A bilingual educator writing a guest blog post at Voice of San Diego says that students can benefit from instruction that lets them know what does and doesn’t transfer from their first language to English.
Ramon Espinal, who has worked in San Diego as a bilingual classroom teacher since 1995, writes that studies have found correlations between English and Spanish in word reading, phonological awareness, and spelling. But he added, “Teachers cannot assume that transfer is automatic.”
How to teach students explicitly what is similar and different between English and his or her home language is not something that I’ve seen pop up much in discussions about educating English-language learners. How I’ve heard it talked about is when researchers suggest that speakers of Spanish who are learning English can increase their vocabulary quickly with an understanding of cognates, words that are similar in Spanish and English.

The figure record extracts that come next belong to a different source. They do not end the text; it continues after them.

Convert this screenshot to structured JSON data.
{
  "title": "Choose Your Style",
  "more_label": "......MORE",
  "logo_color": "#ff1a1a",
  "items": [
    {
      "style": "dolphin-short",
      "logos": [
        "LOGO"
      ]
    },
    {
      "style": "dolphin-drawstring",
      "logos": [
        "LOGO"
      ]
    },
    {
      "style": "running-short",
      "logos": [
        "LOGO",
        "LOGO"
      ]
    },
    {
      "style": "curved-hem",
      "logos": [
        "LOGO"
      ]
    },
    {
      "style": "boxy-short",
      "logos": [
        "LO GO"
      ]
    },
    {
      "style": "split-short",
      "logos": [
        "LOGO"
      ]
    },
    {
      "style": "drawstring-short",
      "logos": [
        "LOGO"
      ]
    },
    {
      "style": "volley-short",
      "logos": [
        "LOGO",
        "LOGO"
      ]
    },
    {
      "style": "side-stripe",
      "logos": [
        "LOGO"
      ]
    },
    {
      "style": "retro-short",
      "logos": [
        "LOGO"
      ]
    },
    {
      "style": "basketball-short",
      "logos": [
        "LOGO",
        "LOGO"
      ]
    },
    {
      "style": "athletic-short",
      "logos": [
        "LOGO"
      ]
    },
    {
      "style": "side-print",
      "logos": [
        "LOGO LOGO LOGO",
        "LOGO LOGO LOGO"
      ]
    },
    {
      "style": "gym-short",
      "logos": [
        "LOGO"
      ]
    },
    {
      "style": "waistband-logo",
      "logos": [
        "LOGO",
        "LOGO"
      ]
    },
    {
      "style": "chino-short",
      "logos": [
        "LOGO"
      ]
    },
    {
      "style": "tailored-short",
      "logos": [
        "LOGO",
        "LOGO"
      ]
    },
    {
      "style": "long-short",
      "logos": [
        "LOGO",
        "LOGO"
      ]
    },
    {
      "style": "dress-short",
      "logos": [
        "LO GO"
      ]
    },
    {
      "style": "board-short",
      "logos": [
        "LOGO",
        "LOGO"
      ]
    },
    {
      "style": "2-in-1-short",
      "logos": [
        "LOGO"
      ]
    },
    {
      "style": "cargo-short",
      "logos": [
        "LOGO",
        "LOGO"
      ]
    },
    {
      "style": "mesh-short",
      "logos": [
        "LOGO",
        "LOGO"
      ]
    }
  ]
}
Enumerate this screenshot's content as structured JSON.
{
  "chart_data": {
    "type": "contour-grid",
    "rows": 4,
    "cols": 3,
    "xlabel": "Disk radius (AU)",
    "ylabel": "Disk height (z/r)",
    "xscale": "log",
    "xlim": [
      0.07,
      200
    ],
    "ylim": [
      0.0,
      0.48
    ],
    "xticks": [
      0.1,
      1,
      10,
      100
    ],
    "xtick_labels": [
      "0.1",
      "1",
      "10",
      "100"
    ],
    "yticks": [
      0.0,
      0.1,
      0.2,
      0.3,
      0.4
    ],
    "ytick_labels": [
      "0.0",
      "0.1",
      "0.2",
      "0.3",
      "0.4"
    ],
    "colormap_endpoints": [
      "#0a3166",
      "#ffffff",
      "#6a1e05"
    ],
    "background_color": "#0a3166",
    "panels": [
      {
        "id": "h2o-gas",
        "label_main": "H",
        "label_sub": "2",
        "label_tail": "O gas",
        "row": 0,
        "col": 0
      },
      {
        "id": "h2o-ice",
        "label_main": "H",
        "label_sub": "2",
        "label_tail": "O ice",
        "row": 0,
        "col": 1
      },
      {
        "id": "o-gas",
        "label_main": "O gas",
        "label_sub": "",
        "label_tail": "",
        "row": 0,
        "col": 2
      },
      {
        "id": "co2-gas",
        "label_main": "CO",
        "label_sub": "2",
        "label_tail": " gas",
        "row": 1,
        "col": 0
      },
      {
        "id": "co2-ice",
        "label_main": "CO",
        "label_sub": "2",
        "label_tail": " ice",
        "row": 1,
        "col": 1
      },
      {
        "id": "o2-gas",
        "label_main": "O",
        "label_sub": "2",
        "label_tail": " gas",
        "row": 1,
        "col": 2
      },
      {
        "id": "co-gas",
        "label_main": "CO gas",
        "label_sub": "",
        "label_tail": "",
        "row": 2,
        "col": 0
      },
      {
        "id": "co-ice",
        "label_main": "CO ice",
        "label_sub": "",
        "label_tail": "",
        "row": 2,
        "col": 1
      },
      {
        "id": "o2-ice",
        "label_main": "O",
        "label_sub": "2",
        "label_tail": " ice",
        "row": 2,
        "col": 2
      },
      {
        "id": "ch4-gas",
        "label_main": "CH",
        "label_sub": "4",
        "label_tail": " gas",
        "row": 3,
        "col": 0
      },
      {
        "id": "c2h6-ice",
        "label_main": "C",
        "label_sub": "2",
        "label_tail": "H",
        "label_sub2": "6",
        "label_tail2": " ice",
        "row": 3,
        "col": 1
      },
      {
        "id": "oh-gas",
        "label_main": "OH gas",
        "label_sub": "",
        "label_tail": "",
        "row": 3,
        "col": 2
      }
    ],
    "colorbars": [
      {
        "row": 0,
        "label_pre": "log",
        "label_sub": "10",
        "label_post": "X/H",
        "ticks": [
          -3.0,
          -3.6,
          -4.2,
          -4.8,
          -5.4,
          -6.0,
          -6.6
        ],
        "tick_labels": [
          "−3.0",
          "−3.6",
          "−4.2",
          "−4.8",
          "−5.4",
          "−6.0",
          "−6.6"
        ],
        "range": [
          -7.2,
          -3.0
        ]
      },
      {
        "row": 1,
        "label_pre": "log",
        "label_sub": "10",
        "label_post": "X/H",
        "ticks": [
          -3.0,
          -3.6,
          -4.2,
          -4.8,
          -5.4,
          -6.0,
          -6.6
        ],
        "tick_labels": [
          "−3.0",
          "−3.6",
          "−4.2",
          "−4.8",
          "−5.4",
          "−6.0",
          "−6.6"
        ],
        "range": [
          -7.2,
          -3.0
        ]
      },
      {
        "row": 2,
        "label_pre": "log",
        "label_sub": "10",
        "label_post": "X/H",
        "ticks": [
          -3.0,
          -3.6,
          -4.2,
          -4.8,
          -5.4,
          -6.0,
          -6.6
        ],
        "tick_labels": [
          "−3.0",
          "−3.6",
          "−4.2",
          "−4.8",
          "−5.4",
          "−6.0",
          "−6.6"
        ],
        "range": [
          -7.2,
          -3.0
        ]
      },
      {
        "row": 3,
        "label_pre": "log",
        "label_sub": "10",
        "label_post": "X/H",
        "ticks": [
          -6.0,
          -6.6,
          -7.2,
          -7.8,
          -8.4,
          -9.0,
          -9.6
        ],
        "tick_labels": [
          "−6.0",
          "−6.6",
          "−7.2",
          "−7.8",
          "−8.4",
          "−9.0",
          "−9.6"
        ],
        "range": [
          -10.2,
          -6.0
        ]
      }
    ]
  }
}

I recall that when I interviewed Diane August, a senior research scientist at the Washington-based Center for Applied Linguistics, last November about a new mandate in Illinois requiring public preschools to provide bilingual education, she said the transition from Spanish to English should be well planned.
“You have to be careful to gradually transition students into English and give them the support they need,” she said, which is more complex than many educators realize.
She added that a lack of support for ELLs to transition from Spanish to English in bilingual education was a factor in California voters’ 1998 approval of an anti-bilingual education ballot measure there.
I think this issue of how to best aid students in transferring language skills from one language to another merits more attention in the field.
A version of this news article first appeared in the Learning the Language blog.